Investimento é chave para aumento das vendas de petróleo venezuelano, alerta Alckmin

Vice-presidente destaca que crescimento depende de aportes e não será imediato

Investimento é chave para aumento das vendas de petróleo venezuelano, alerta Alckmin
Navio petroleiro atracado em porto, simbolizando o comércio de petróleo na América do Sul. Foto: Adriano Machado

Geraldo Alckmin alerta que o aumento nas vendas de petróleo pela Venezuela depende de investimentos significativos e não ocorre de forma imediata.

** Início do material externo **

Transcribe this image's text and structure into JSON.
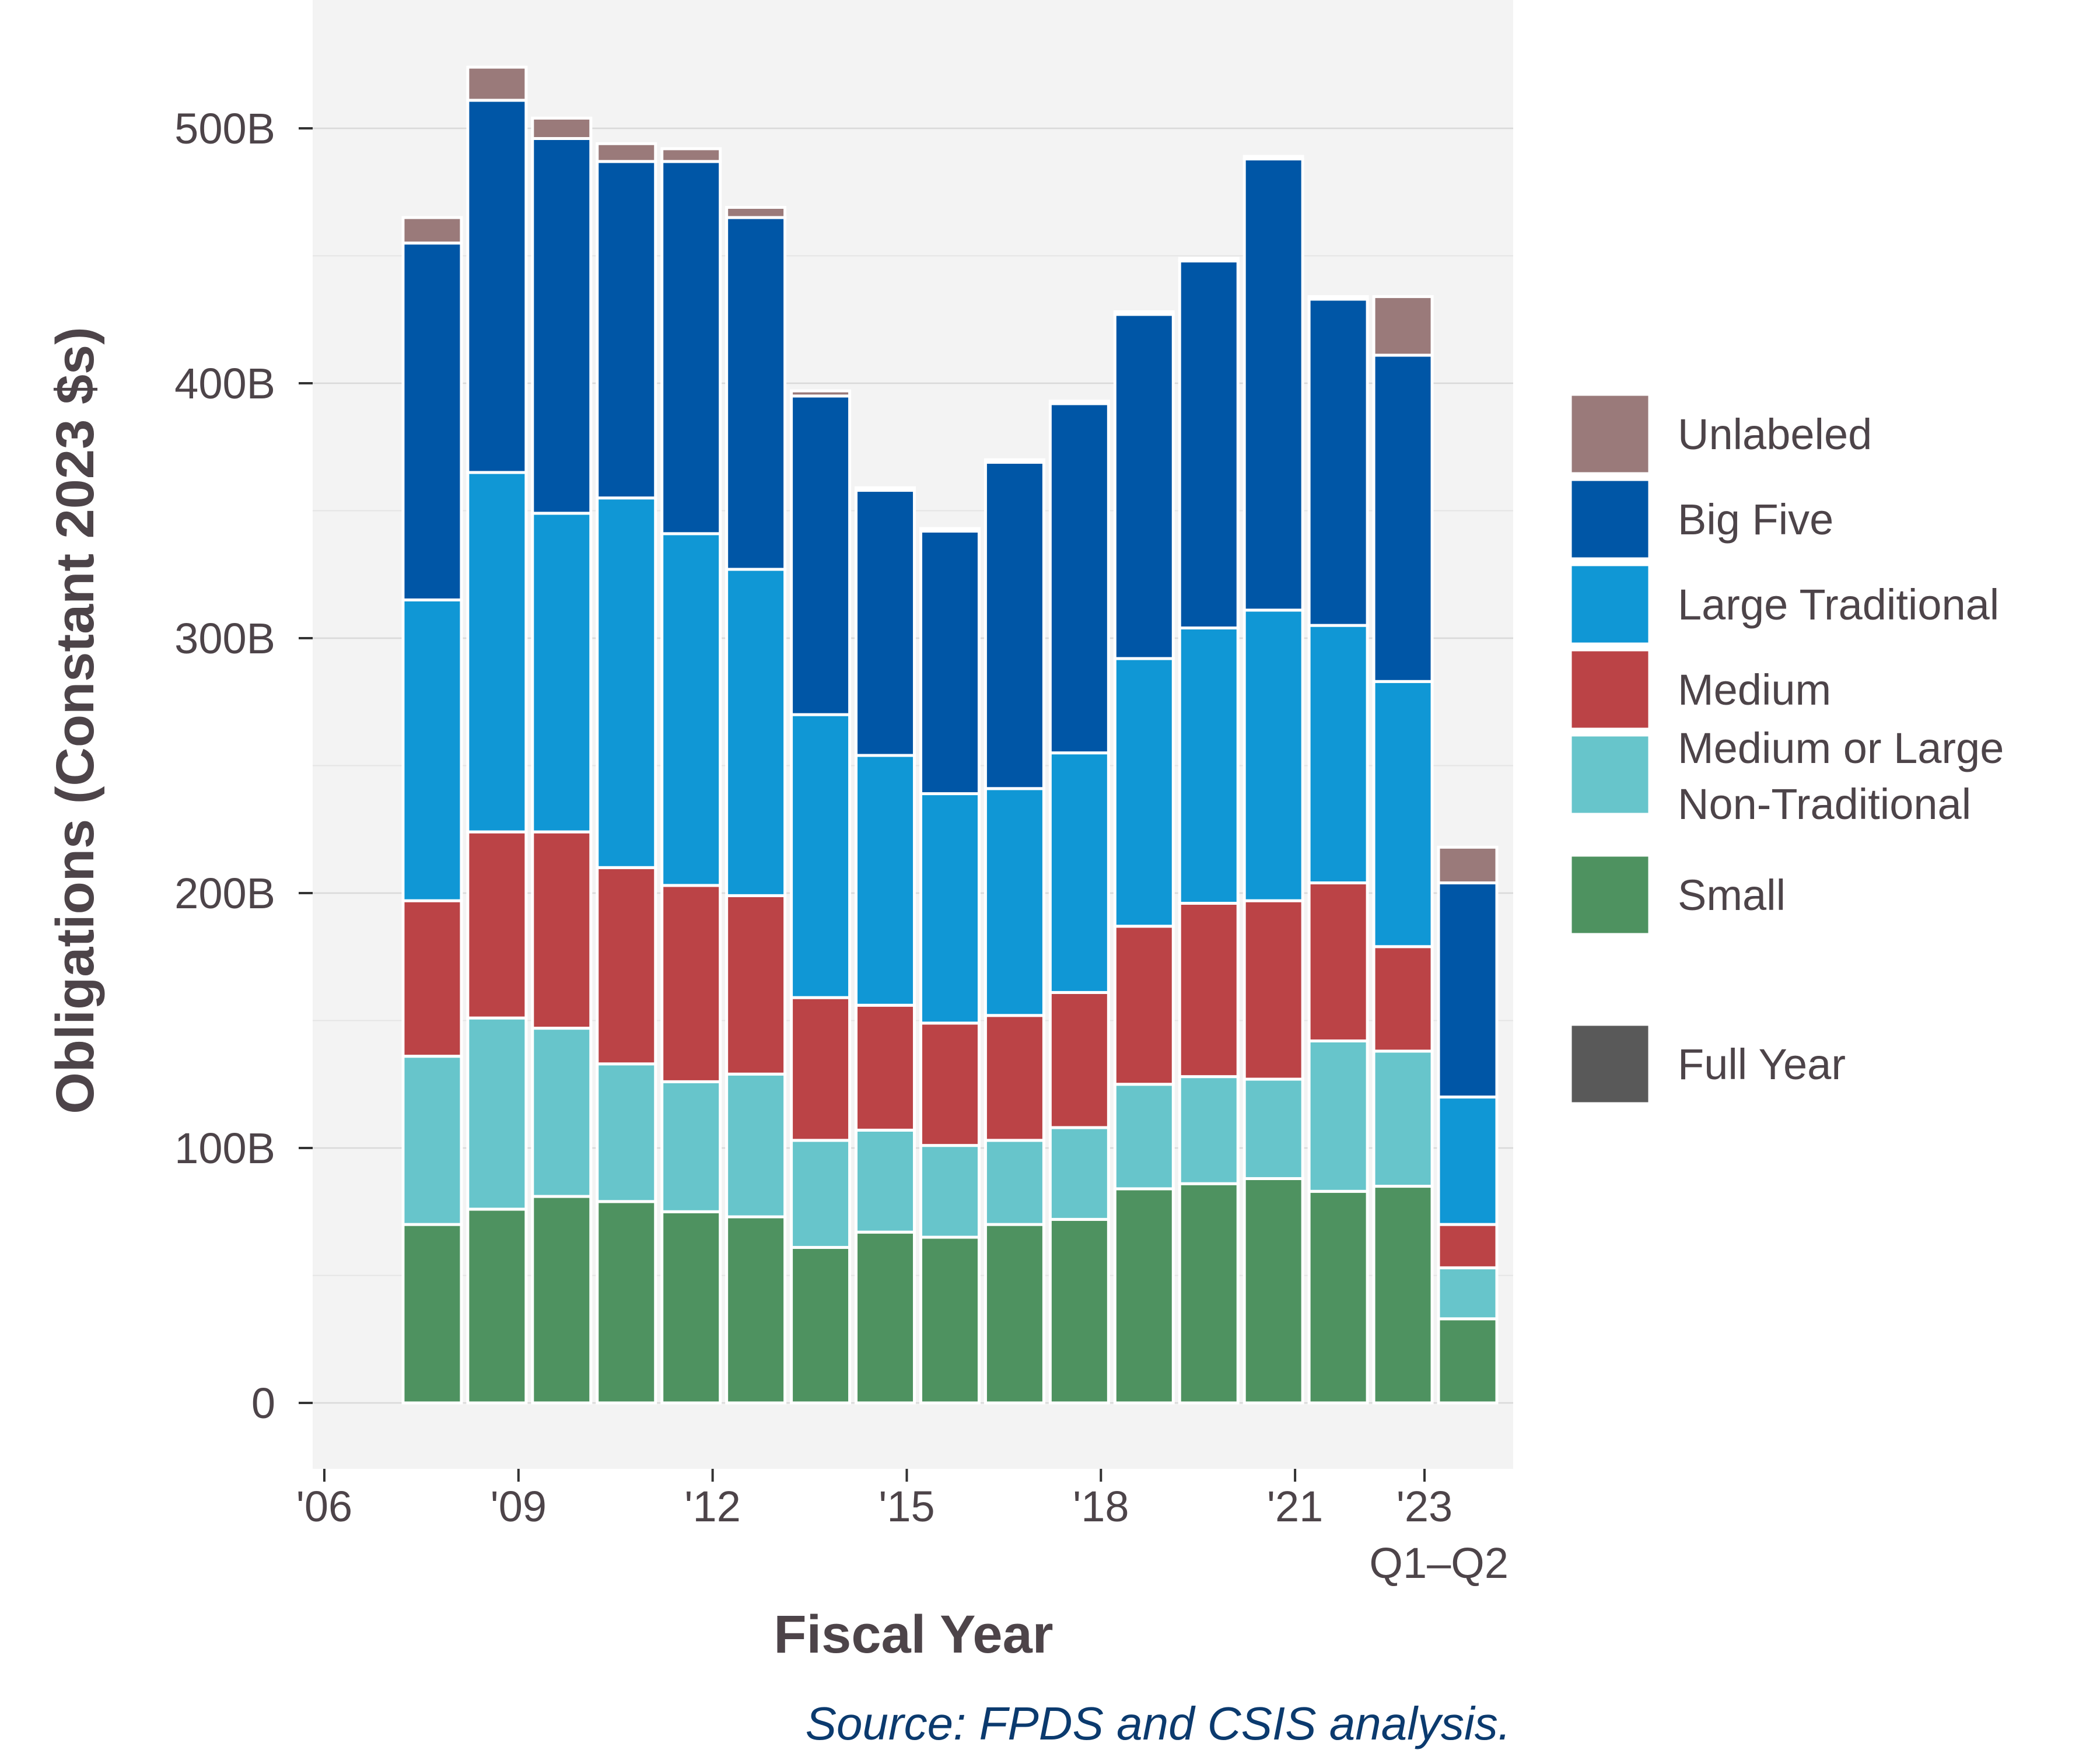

A perspectiva de aumento nas vendas de petróleo pela Venezuela, conforme destacado pelo vice-presidente e ministro do Desenvolvimento, Indústria, Comércio e Serviços, Geraldo Alckmin, enfrenta um desafio crucial: a necessidade de investimentos substanciais para viabilizar esse crescimento. Apesar das vastas reservas petrolíferas venezuelanas, o processo de expansão comercial não é imediato, demandando planejamento e aportes financeiros consideráveis.

Cenário do petróleo na Venezuela e na América do Sul

A Venezuela detém uma das maiores reservas de petróleo do mundo, mas fatores como a infraestrutura envelhecida e a necessidade de modernização complexificam a elevação rápida da produção e exportação. Alckmin ressaltou que, mesmo com eventual intervenção dos Estados Unidos no país, o aumento nas vendas dependerá de investimentos e não pode ser realizado “em 24 horas”. Isso indica que o potencial geológico, embora promissor, só se traduzirá em ganhos concretos após um período de reestruturação e aporte financeiro.

Além disso, a Venezuela representa atualmente cerca de 2% do Produto Interno Bruto (PIB) da América do Sul, um percentual modesto que reflete sua participação limitada no comércio exterior regional. Essa situação destaca o foco do Brasil em outras frentes comerciais e a necessidade de diversificação do comércio na região.

Crescimento das exportações brasileiras de petróleo

Enquanto a Venezuela enfrenta desafios para ampliar sua produção, o Brasil projeta um cenário mais otimista para 2026. As exportações brasileiras de petróleo devem crescer, impulsionadas pela exploração do pré-sal, camada de reservas petrolíferas que tem se consolidado como fonte estratégica para o país.

Esse crescimento é crucial para o fortalecimento da balança comercial brasileira e para o posicionamento do país no mercado internacional de energia. O pré-sal oferece vantagens competitivas, como maior volume e qualidade do petróleo, que podem atrair investimentos e ampliar a participação do Brasil nas exportações globais.

Destaques das relações comerciais e econômicas

Além do setor petrolífero, Alckmin comentou outros aspectos do comércio exterior brasileiro:

Exportações para a União Europeia: Registraram crescimento de 3,2% em 2025, sinalizando uma recuperação e expansão dos mercados tradicionais para os produtos brasileiros.
Exportações para a China: Apresentaram um aumento de 6% no mesmo período, reforçando a relevância do mercado asiático para a economia nacional.
Acordo Mercosul–UE: Está bem encaminhado e gera otimismo quanto ao fortalecimento das relações comerciais entre os blocos, o que pode ampliar o acesso a mercados e reduzir barreiras.

Serviço e Segurança na cadeia comercial

Para investidores e agentes do setor, é fundamental considerar os seguintes aspectos:

Investimentos em infraestrutura: Essenciais para viabilizar o aumento da produção e exportação, especialmente em países com desafios logísticos.
Acompanhamento político: Mudanças e intervenções políticas, como as mencionadas nos EUA e Venezuela, podem impactar prazos e estratégias.
Diversificação de mercados: A busca por novos parceiros comerciais é estratégica para reduzir riscos e ampliar oportunidades.

  • Monitoramento das reservas: Entender a capacidade produtiva real ajuda a definir metas e expectativas comerciais.

Com a temporada econômica de 2026 em andamento, o Brasil se posiciona para fortalecer sua presença no mercado petrolífero internacional, enquanto acompanha com cautela as movimentações na Venezuela, que dependem de investimentos para concretizar seu potencial.